Конечно, схоластика «обозначала начало конца умственнаго и общественнаго прогресса». Правда, «прошли еще вѣка, прежде чѣмъ наступилъ дѣйствительный конецъ для ислама. Персы въ большинствѣ все еще углублялись въ свой шіитскій мистицизмъ; даже на арабской почвѣ возникали тамъ и сямъ герои духа, развернувшіе именно въ борьбѣ съ ортодоксіей полную силу восточнаго мышленія и чувствованія. Но тѣ немногіе философы и поэты, которые рѣшались протестовать противъ офиціальнаго вѣроученія, стояли особнякомъ и никогда не только не имѣли значительнаго вліянія на духовную жизнь широкихъ слоевъ, но даже въ средѣ образованныхъ почитались мало».

Бѣда въ томъ, что ни откуда не приходило новыхъ оживляющихъ вліяній; а зло иноплеменнаго преторіанства росло. Обращеніемъ къ худшимъ элементамъ народа халифы только погубили будущность ислама, но не спасли себя. Турки быстро снова овладѣли властью, оставляя имъ одну внѣшность. Уже около 900 г. ихъ начальникъ сталъ «эмиромъ аль-умара» или майордомомъ. Лѣтъ 50 спустя, халифъ совсѣмъ лишился свѣтской власти и сталъ лишь главою церкви, «намѣстникомъ пророка». А подъ вліяніемъ турокъ, подражавшихъ Византіи, расцвѣлъ древній восточный султанатъ. Наверху развивалась сказочная отвратительная роскошь. Грубая солдатчина и порочное чиновничество овладѣли страною, высасывая послѣдніе соки нищавшаго народа. Законы ожесточались: у покоренныхъ отнимали землю-кормилицу; за воровство отсѣкали руку и ногу.

Распалялся фанатизмъ невѣжества и правовѣрія, опираясь на толпу, которая не знала даже арабскаго языка и говорила на грубыхъ мѣстныхъ нарѣчіяхъ. Стали сѣчь за вино, казнить за сомнѣніе. Мутазилитовъ просто истребляли. Смѣлые споры ученыхъ смѣнились пляской суфій и верченьемъ дервишей. Мечети ломились отъ приношеній, а наука погрязала въ бредняхъ астрологіи, алхиміи и знахарства. Послѣднимъ блескомъ мерцала арабская культура въ Испаніи и Сициліи; но тамъ ее постигъ другой фанатизмъ, распаленный крестовыми походами. Аверроесъ былъ послѣднимъ истиннымъ философомъ.

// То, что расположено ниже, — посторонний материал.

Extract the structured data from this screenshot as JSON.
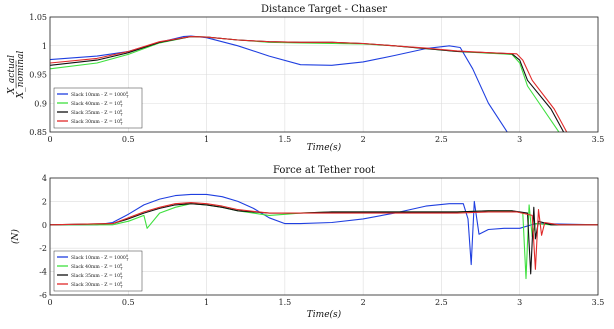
{
  "chart_data": [
    {
      "type": "line",
      "title": "Distance Target - Chaser",
      "xlabel": "Time(s)",
      "ylabel": "X_actual / X_nominal",
      "xlim": [
        0,
        3.5
      ],
      "ylim": [
        0.85,
        1.05
      ],
      "xticks": [
        "0",
        "0.5",
        "1",
        "1.5",
        "2",
        "2.5",
        "3",
        "3.5"
      ],
      "yticks": [
        "0.85",
        "0.9",
        "0.95",
        "1",
        "1.05"
      ],
      "grid": true,
      "legend_position": "bottom-left",
      "series": [
        {
          "name": "Slack 10mm - Z = 1000^(0)_(T)",
          "color": "#1f3fe0",
          "x": [
            0,
            0.3,
            0.5,
            0.7,
            0.85,
            0.9,
            1.0,
            1.2,
            1.4,
            1.6,
            1.8,
            2.0,
            2.2,
            2.4,
            2.55,
            2.62,
            2.7,
            2.8,
            2.92
          ],
          "y": [
            0.976,
            0.982,
            0.99,
            1.006,
            1.016,
            1.017,
            1.014,
            1.0,
            0.982,
            0.967,
            0.966,
            0.972,
            0.983,
            0.995,
            1.0,
            0.997,
            0.96,
            0.9,
            0.85
          ]
        },
        {
          "name": "Slack 40mm - Z = 10^(0)_(T)",
          "color": "#3ee03e",
          "x": [
            0,
            0.3,
            0.5,
            0.7,
            0.9,
            1.0,
            1.2,
            1.4,
            1.6,
            1.8,
            2.0,
            2.2,
            2.4,
            2.6,
            2.8,
            2.95,
            3.0,
            3.05,
            3.15,
            3.25
          ],
          "y": [
            0.96,
            0.97,
            0.985,
            1.005,
            1.016,
            1.015,
            1.01,
            1.006,
            1.005,
            1.004,
            1.003,
            1.0,
            0.995,
            0.99,
            0.987,
            0.985,
            0.97,
            0.93,
            0.89,
            0.85
          ]
        },
        {
          "name": "Slack 35mm - Z = 10^(0)_(T)",
          "color": "#111111",
          "x": [
            0,
            0.3,
            0.5,
            0.7,
            0.9,
            1.0,
            1.2,
            1.4,
            1.6,
            1.8,
            2.0,
            2.2,
            2.4,
            2.6,
            2.8,
            2.95,
            3.0,
            3.05,
            3.2,
            3.28
          ],
          "y": [
            0.966,
            0.975,
            0.988,
            1.006,
            1.016,
            1.015,
            1.01,
            1.007,
            1.006,
            1.006,
            1.004,
            1.0,
            0.995,
            0.99,
            0.988,
            0.986,
            0.975,
            0.94,
            0.89,
            0.85
          ]
        },
        {
          "name": "Slack 30mm - Z = 10^(0)_(T)",
          "color": "#e02a2a",
          "x": [
            0,
            0.3,
            0.5,
            0.7,
            0.9,
            1.0,
            1.2,
            1.4,
            1.6,
            1.8,
            2.0,
            2.2,
            2.4,
            2.6,
            2.8,
            2.98,
            3.02,
            3.08,
            3.22,
            3.3
          ],
          "y": [
            0.97,
            0.978,
            0.99,
            1.007,
            1.016,
            1.015,
            1.01,
            1.007,
            1.006,
            1.006,
            1.004,
            1.0,
            0.996,
            0.991,
            0.988,
            0.986,
            0.975,
            0.94,
            0.89,
            0.85
          ]
        }
      ]
    },
    {
      "type": "line",
      "title": "Force at Tether root",
      "xlabel": "Time(s)",
      "ylabel": "(N)",
      "xlim": [
        0,
        3.5
      ],
      "ylim": [
        -6,
        4
      ],
      "xticks": [
        "0",
        "0.5",
        "1",
        "1.5",
        "2",
        "2.5",
        "3",
        "3.5"
      ],
      "yticks": [
        "-6",
        "-4",
        "-2",
        "0",
        "2",
        "4"
      ],
      "grid": true,
      "legend_position": "bottom-left",
      "series": [
        {
          "name": "Slack 10mm - Z = 1000^(0)_(T)",
          "color": "#1f3fe0",
          "x": [
            0,
            0.3,
            0.4,
            0.5,
            0.6,
            0.7,
            0.8,
            0.9,
            1.0,
            1.1,
            1.2,
            1.3,
            1.4,
            1.5,
            1.6,
            1.8,
            2.0,
            2.2,
            2.4,
            2.55,
            2.64,
            2.67,
            2.69,
            2.71,
            2.74,
            2.8,
            2.9,
            3.0,
            3.1,
            3.5
          ],
          "y": [
            0,
            0,
            0.2,
            0.9,
            1.7,
            2.2,
            2.5,
            2.6,
            2.6,
            2.4,
            2.0,
            1.4,
            0.6,
            0.1,
            0.1,
            0.2,
            0.5,
            1.0,
            1.6,
            1.8,
            1.8,
            0.5,
            -3.4,
            2.0,
            -0.8,
            -0.4,
            -0.3,
            -0.3,
            0.1,
            0
          ]
        },
        {
          "name": "Slack 40mm - Z = 10^(0)_(T)",
          "color": "#3ee03e",
          "x": [
            0,
            0.4,
            0.5,
            0.6,
            0.62,
            0.7,
            0.8,
            0.9,
            1.0,
            1.1,
            1.2,
            1.4,
            1.5,
            1.6,
            1.8,
            2.0,
            2.2,
            2.4,
            2.6,
            2.8,
            2.95,
            3.02,
            3.04,
            3.06,
            3.08,
            3.1,
            3.2,
            3.5
          ],
          "y": [
            0,
            0,
            0.3,
            0.8,
            -0.3,
            1.0,
            1.5,
            1.8,
            1.7,
            1.5,
            1.2,
            0.8,
            0.9,
            1.0,
            1.1,
            1.1,
            1.1,
            1.1,
            1.1,
            1.2,
            1.2,
            1.0,
            -4.6,
            1.7,
            -1.0,
            0.1,
            0,
            0
          ]
        },
        {
          "name": "Slack 35mm - Z = 10^(0)_(T)",
          "color": "#111111",
          "x": [
            0,
            0.4,
            0.5,
            0.6,
            0.7,
            0.8,
            0.9,
            1.0,
            1.1,
            1.2,
            1.4,
            1.5,
            1.6,
            1.8,
            2.0,
            2.2,
            2.4,
            2.6,
            2.8,
            2.95,
            3.05,
            3.07,
            3.09,
            3.1,
            3.12,
            3.2,
            3.5
          ],
          "y": [
            0,
            0.1,
            0.5,
            1.0,
            1.4,
            1.7,
            1.8,
            1.7,
            1.5,
            1.2,
            1.0,
            1.0,
            1.0,
            1.1,
            1.1,
            1.1,
            1.1,
            1.1,
            1.2,
            1.2,
            1.0,
            -4.2,
            1.5,
            -1.2,
            0.3,
            0,
            0
          ]
        },
        {
          "name": "Slack 30mm - Z = 10^(0)_(T)",
          "color": "#e02a2a",
          "x": [
            0,
            0.4,
            0.5,
            0.6,
            0.7,
            0.8,
            0.9,
            1.0,
            1.1,
            1.2,
            1.4,
            1.5,
            1.6,
            1.8,
            2.0,
            2.2,
            2.4,
            2.6,
            2.8,
            2.98,
            3.08,
            3.1,
            3.12,
            3.14,
            3.16,
            3.25,
            3.5
          ],
          "y": [
            0,
            0.1,
            0.6,
            1.1,
            1.5,
            1.8,
            1.9,
            1.8,
            1.6,
            1.3,
            1.0,
            1.0,
            1.0,
            1.0,
            1.0,
            1.0,
            1.0,
            1.0,
            1.1,
            1.1,
            0.8,
            -3.8,
            1.3,
            -0.9,
            0.2,
            0,
            0
          ]
        }
      ]
    }
  ]
}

И его, подъ старость, толпа выгнала изъ мечети, а эмиръ сжегъ его книги. Послѣ него философы, подобно послѣднимъ эллинскимъ мудрецамъ въ свое время, частью лицемѣрили, частью работали тайкомъ, пока не перевелись или не выродились въ мистиковъ и каббалистовъ. Въ Египтѣ, и теперь «философъ» — бранное слово, все равно, что «фармасунъ». Роль арабовъ перешла къ евреямъ, которые стали переводить ихъ классиковъ и на латинскій языкъ: она сохранялась за ними до конца среднихъ вѣковъ.

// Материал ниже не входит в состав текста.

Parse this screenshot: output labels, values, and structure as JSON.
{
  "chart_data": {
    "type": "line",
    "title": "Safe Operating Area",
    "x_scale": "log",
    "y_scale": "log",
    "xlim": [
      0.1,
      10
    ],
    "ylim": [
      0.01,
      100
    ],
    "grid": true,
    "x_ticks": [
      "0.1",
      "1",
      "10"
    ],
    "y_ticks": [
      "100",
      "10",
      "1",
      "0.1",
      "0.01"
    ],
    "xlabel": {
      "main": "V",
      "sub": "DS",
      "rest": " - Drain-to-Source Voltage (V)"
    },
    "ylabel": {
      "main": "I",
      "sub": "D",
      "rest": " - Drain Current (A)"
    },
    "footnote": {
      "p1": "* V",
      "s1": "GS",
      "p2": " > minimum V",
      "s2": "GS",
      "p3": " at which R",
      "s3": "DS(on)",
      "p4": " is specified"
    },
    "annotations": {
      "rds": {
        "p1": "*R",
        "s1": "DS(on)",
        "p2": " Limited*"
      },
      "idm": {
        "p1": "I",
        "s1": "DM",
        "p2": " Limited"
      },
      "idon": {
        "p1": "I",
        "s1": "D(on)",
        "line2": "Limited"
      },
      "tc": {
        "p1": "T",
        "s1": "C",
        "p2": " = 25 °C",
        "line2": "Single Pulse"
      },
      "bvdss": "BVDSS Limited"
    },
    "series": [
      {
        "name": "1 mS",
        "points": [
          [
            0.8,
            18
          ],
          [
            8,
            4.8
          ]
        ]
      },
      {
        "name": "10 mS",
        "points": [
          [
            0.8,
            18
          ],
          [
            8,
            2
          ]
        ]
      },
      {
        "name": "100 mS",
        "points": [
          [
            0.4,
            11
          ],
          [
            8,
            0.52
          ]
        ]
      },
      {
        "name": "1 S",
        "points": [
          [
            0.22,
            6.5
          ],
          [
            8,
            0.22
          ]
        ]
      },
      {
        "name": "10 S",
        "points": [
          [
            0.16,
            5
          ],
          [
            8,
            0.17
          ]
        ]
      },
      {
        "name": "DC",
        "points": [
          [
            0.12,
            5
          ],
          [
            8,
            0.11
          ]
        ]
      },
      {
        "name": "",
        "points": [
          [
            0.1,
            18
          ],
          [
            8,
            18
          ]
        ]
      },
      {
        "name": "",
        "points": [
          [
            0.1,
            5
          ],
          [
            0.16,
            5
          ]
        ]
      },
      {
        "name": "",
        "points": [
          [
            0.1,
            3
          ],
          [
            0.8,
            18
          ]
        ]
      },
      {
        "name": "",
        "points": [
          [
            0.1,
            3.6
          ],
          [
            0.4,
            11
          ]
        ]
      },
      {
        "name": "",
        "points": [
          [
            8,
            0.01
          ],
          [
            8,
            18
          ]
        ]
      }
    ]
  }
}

Реакція въ исламѣ, какъ видимъ, сродна другимъ. Въ ней есть одно только существенное отличіе, но именно то роковое, которое придаетъ ей ужасающій видъ. Въ Европѣ былъ рядъ реакцій; но онѣ смѣнялись новымъ порывомъ впередъ, какъ ночь смѣняется днемъ, печаль — весельемъ. И чѣмъ позже, тѣмъ онѣ становились благообразнѣе, человѣчнѣе, даже короче. А тамъ — словно непроглядные сумерки все сгущаются въ глубокую ночь; и могильнымъ запустѣніемъ вѣетъ до сихъ поръ отъ громадныхъ поприщъ великихъ подвиговъ арабскаго духа. Отсюда-то и тѣ взгляды, съ которыхъ мы начали нашу статью: за этою безконечною глухою порой ислама легко забыть его, кажущіеся мимолетными, свѣтлые дни.

Замѣчательное явленіе объясняется сравнительно-историческимъ путемъ. Дѣло въ томъ, что въ Европѣ животворное вліяніе арабской цивилизаціи было лишь началомъ идеальной культуры: у французовъ оно и называется первымъ Возрожденіемъ. За нимъ послѣдовало второе Или истинное Возрожденіе, когда воскресли классики Эллады и Рима, смѣнившіе ихъ сирійско-арабо-еврейскую переработку. Толчокъ, данный Европѣ исламомъ въ XI—XIII вѣкахъ, продолжалъ свое дѣло и потомъ, не встрѣчая препятствій: крестовые походы потому и считаются великою эпохой въ ея исторіи. Политическія, общественныя, церковныя, экономическія отношенія развивались правильно, по законамъ соціологической эволюціи. Какъ только прекратились крестовые походы, около половины XIII вѣка, стали подыматься снизу обществъ свѣжія силы, въ видѣ великаго средняго сословія; а это движеніе вело къ политическому и церковному освобожденію, разрушая феодализмъ и расширяя умственную культуру, этого непобѣдимаго врага папскаго авторитета. И націи, связанныя племеннымъ, религіознымъ и культурнымъ единствомъ, освобождались отъ оковъ мѣстной исключительности путемъ развитія торговли, промысловъ и просвѣщенія.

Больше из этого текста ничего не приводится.